HR as the AI adoption engine: why people leaders must lead the workplace AI transformation

Table of contents
  1. 1 The central role of HR in leading AI transformation
  2. 2 Building AI readiness through change management 
  3. 3 Measuring success: KPIs for HR-led AI adoption
  4. 4 Creating your AI transformation roadmap
  5. 5 Knowledge sharing as strategy 

About 70% of major change efforts fail to achieve their intended goals, and the cause comes down to people-related challenges. Our lived experience intuitively reinforces this. It’s most often not what we’re trying to implement — the new system, new program, or merger — but how we’re going about it. So let’s remember this as we tackle AI-enabled transformations and prepare our workforces for AI adoption, reskilling, and disruption.

HR leaders ignore or underserve the human element at their peril. The skills, culture, leadership, communication, and change management needed for successful AI implementation all have a common thread: people. While HR does not have all of the capabilities required to tackle these challenges, we are perfectly poised to drive AI adoption as we support teams across our organizations. 

Let’s explore how HR can take the lead in enabling successful workforce AI transformation — leveraging their expertise in change management, learning, and talent strategy. HR also has a responsibility to advocate for employees and represent the responsible, ethical, and equitable dimensions of AI adoption. 

In addition, HR is about data, technology, and business impact. I also advocate for HR to forge an ever-closer partnership with IT, to turn AI  hype into AI ROI reality.

The central role of HR in leading AI transformation

HR needs to be a prominent leader of AI transformation in their organizations. Equally, IT needs to step into their leadership role. 

Back in May 2025, Moderna made a bold announcement about merging their HR and IT functions. A match made in heaven or destined for divorce? Time will tell. But I believe this kind of move makes a ton of sense, and we will see more changes like this in the future. Perhaps not a full merger of functions, but certainly increasing collaboration with each other and other departments such as Internal Communication.

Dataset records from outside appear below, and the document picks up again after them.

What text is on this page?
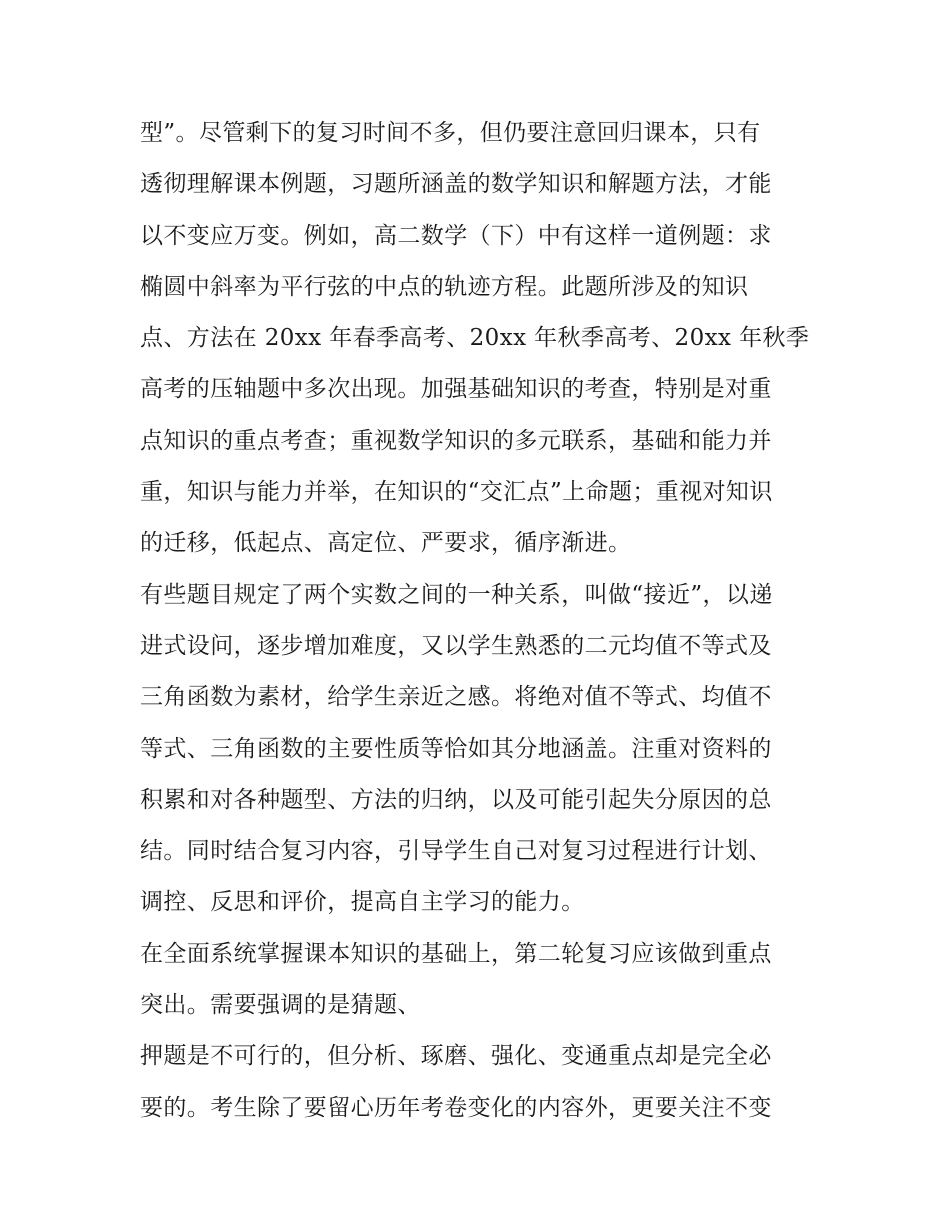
型”。尽管剩下的复习时间不多，但仍要注意回归课本，只有
透彻理解课本例题，习题所涵盖的数学知识和解题方法，才能
以不变应万变。例如，高二数学（下）中有这样一道例题：求
椭圆中斜率为平行弦的中点的轨迹方程。此题所涉及的知识
点、方法在 20xx 年春季高考、20xx 年秋季高考、20xx 年秋季
高考的压轴题中多次出现。加强基础知识的考查，特别是对重
点知识的重点考查；重视数学知识的多元联系，基础和能力并
重，知识与能力并举，在知识的“交汇点”上命题；重视对知识
的迁移，低起点、高定位、严要求，循序渐进。
有些题目规定了两个实数之间的一种关系，叫做“接近”，以递
进式设问，逐步增加难度，又以学生熟悉的二元均值不等式及
三角函数为素材，给学生亲近之感。将绝对值不等式、均值不
等式、三角函数的主要性质等恰如其分地涵盖。注重对资料的
积累和对各种题型、方法的归纳，以及可能引起失分原因的总
结。同时结合复习内容，引导学生自己对复习过程进行计划、
调控、反思和评价，提高自主学习的能力。
在全面系统掌握课本知识的基础上，第二轮复习应该做到重点
突出。需要强调的是猜题、
押题是不可行的，但分析、琢磨、强化、变通重点却是完全必
要的。考生除了要留心历年考卷变化的内容外，更要关注不变
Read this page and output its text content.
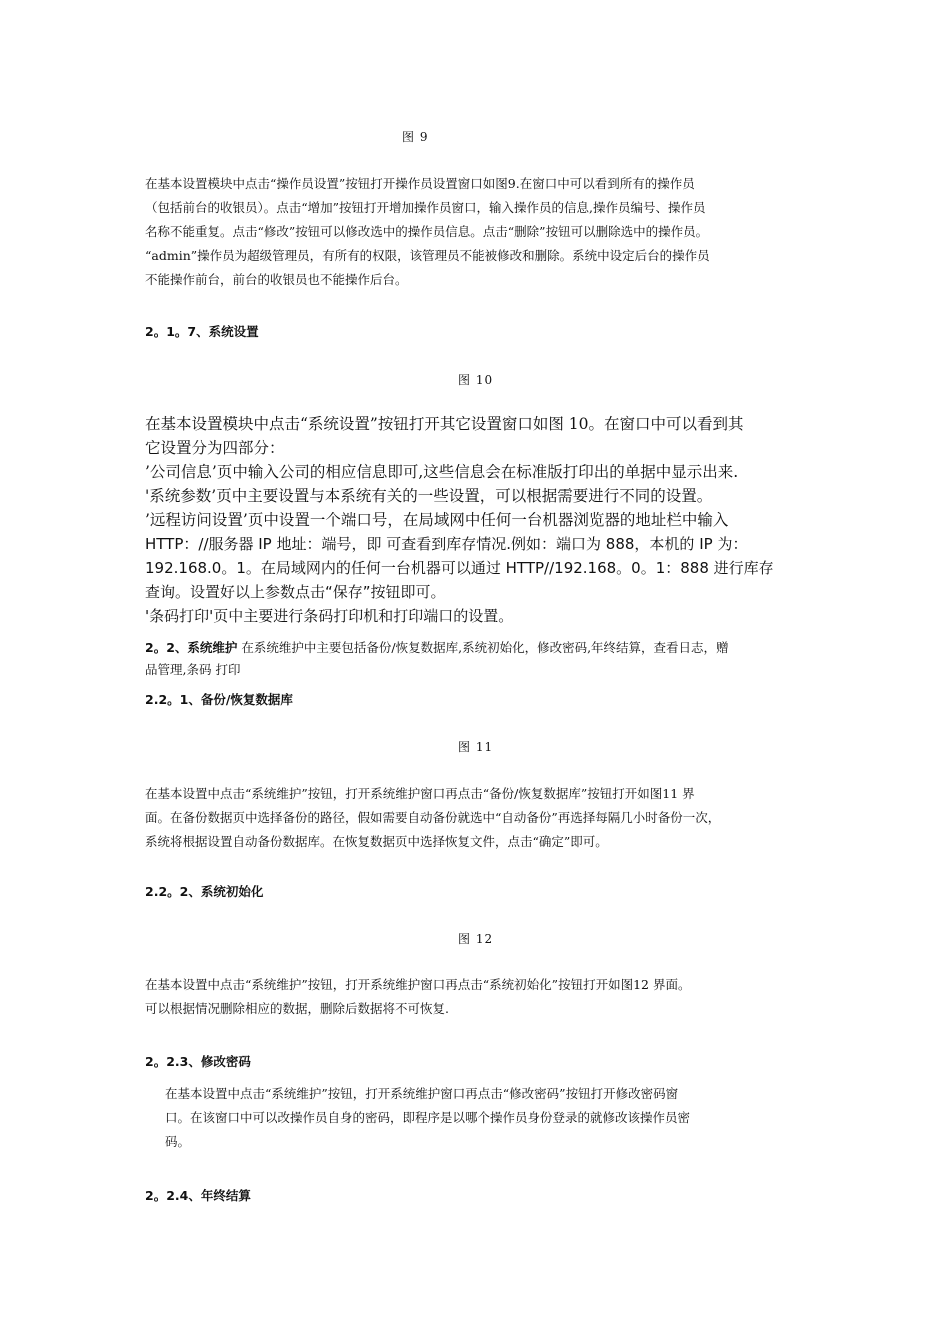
图 9
在基本设置模块中点击“操作员设置”按钮打开操作员设置窗口如图9.在窗口中可以看到所有的操作员
（包括前台的收银员）。点击“增加”按钮打开增加操作员窗口，输入操作员的信息,操作员编号、操作员
名称不能重复。点击“修改”按钮可以修改选中的操作员信息。点击“删除”按钮可以删除选中的操作员。
“admin”操作员为超级管理员，有所有的权限，该管理员不能被修改和删除。系统中设定后台的操作员
不能操作前台，前台的收银员也不能操作后台。
2。1。7、系统设置
图 10
在基本设置模块中点击“系统设置”按钮打开其它设置窗口如图 10。在窗口中可以看到其
它设置分为四部分：
’公司信息’页中输入公司的相应信息即可,这些信息会在标准版打印出的单据中显示出来.
'系统参数’页中主要设置与本系统有关的一些设置，可以根据需要进行不同的设置。
’远程访问设置’页中设置一个端口号，在局域网中任何一台机器浏览器的地址栏中输入
HTTP：//服务器 IP 地址：端号，即 可查看到库存情况.例如：端口为 888，本机的 IP 为：
192.168.0。1。在局域网内的任何一台机器可以通过 HTTP//192.168。0。1：888 进行库存
查询。设置好以上参数点击“保存”按钮即可。
'条码打印'页中主要进行条码打印机和打印端口的设置。
2。2、系统维护 在系统维护中主要包括备份/恢复数据库,系统初始化，修改密码,年终结算，查看日志，赠
品管理,条码 打印
2.2。1、备份/恢复数据库
图 11
在基本设置中点击“系统维护”按钮，打开系统维护窗口再点击“备份/恢复数据库”按钮打开如图11 界
面。在备份数据页中选择备份的路径，假如需要自动备份就选中“自动备份”再选择每隔几小时备份一次，
系统将根据设置自动备份数据库。在恢复数据页中选择恢复文件，点击“确定”即可。
2.2。2、系统初始化
图 12
在基本设置中点击“系统维护”按钮，打开系统维护窗口再点击“系统初始化”按钮打开如图12 界面。
可以根据情况删除相应的数据，删除后数据将不可恢复.
2。2.3、修改密码
在基本设置中点击“系统维护”按钮，打开系统维护窗口再点击“修改密码”按钮打开修改密码窗
口。在该窗口中可以改操作员自身的密码，即程序是以哪个操作员身份登录的就修改该操作员密
码。
2。2.4、年终结算
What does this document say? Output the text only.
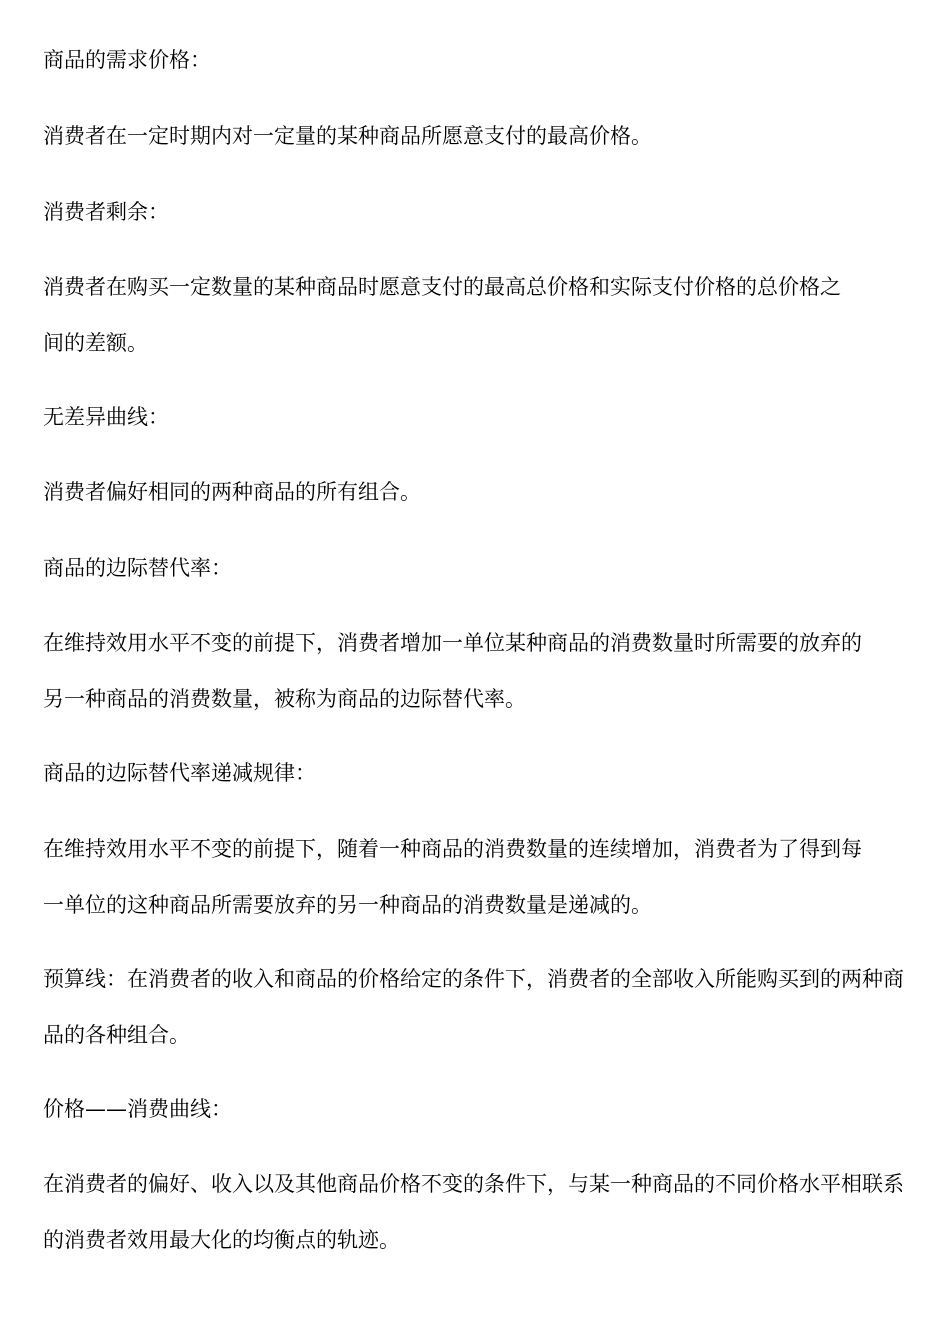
商品的需求价格：

消费者在一定时期内对一定量的某种商品所愿意支付的最高价格。

消费者剩余：

消费者在购买一定数量的某种商品时愿意支付的最高总价格和实际支付价格的总价格之间的差额。

无差异曲线：

消费者偏好相同的两种商品的所有组合。

商品的边际替代率：

在维持效用水平不变的前提下，消费者增加一单位某种商品的消费数量时所需要的放弃的另一种商品的消费数量，被称为商品的边际替代率。

商品的边际替代率递减规律：

在维持效用水平不变的前提下，随着一种商品的消费数量的连续增加，消费者为了得到每一单位的这种商品所需要放弃的另一种商品的消费数量是递减的。

预算线：在消费者的收入和商品的价格给定的条件下，消费者的全部收入所能购买到的两种商品的各种组合。

价格——消费曲线：

在消费者的偏好、收入以及其他商品价格不变的条件下，与某一种商品的不同价格水平相联系的消费者效用最大化的均衡点的轨迹。
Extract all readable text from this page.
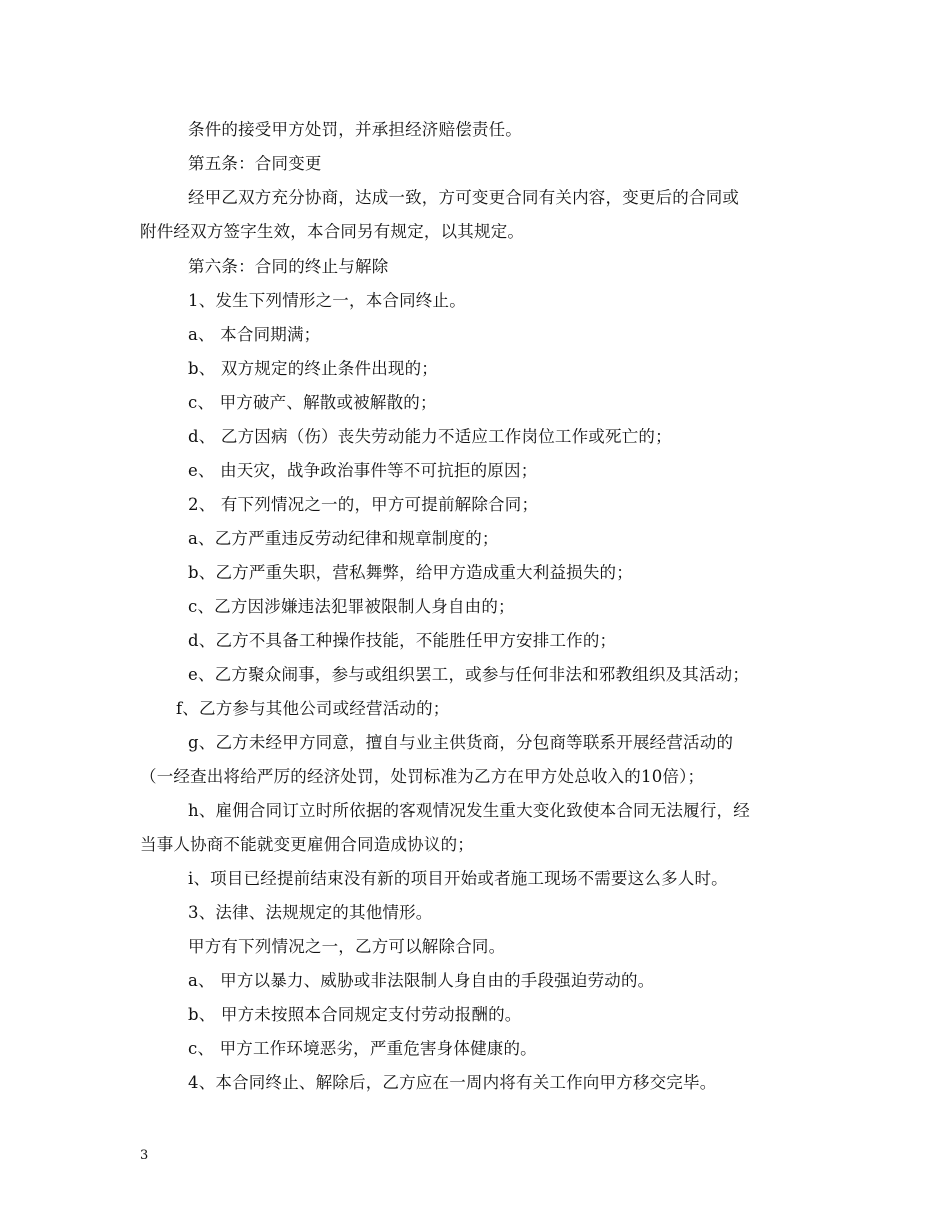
条件的接受甲方处罚，并承担经济赔偿责任。
第五条：合同变更
经甲乙双方充分协商，达成一致，方可变更合同有关内容，变更后的合同或
附件经双方签字生效，本合同另有规定，以其规定。
第六条：合同的终止与解除
1、发生下列情形之一，本合同终止。
a、 本合同期满；
b、 双方规定的终止条件出现的；
c、 甲方破产、解散或被解散的；
d、 乙方因病（伤）丧失劳动能力不适应工作岗位工作或死亡的；
e、 由天灾，战争政治事件等不可抗拒的原因；
2、 有下列情况之一的，甲方可提前解除合同；
a、乙方严重违反劳动纪律和规章制度的；
b、乙方严重失职，营私舞弊，给甲方造成重大利益损失的；
c、乙方因涉嫌违法犯罪被限制人身自由的；
d、乙方不具备工种操作技能，不能胜任甲方安排工作的；
e、乙方聚众闹事，参与或组织罢工，或参与任何非法和邪教组织及其活动；
f、乙方参与其他公司或经营活动的；
g、乙方未经甲方同意，擅自与业主供货商，分包商等联系开展经营活动的
（一经查出将给严厉的经济处罚，处罚标准为乙方在甲方处总收入的10倍）；
h、雇佣合同订立时所依据的客观情况发生重大变化致使本合同无法履行，经
当事人协商不能就变更雇佣合同造成协议的；
i、项目已经提前结束没有新的项目开始或者施工现场不需要这么多人时。
3、法律、法规规定的其他情形。
甲方有下列情况之一，乙方可以解除合同。
a、 甲方以暴力、威胁或非法限制人身自由的手段强迫劳动的。
b、 甲方未按照本合同规定支付劳动报酬的。
c、 甲方工作环境恶劣，严重危害身体健康的。
4、本合同终止、解除后，乙方应在一周内将有关工作向甲方移交完毕。
3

HR is all about people, systems, and data. IT is all about users, systems, and data. Layer in AI transformation and you have a Venn diagram with heavily intersecting sets. 

Moderna may not be the first to do it, but this move is a loud confirmation of a growing reality: The walls between IT and HR are coming down, and they need to. Why? Because both functions are central to the workplace experience. They don’t just support the business — they shape how people work, how they grow, and how they interact with technology every day.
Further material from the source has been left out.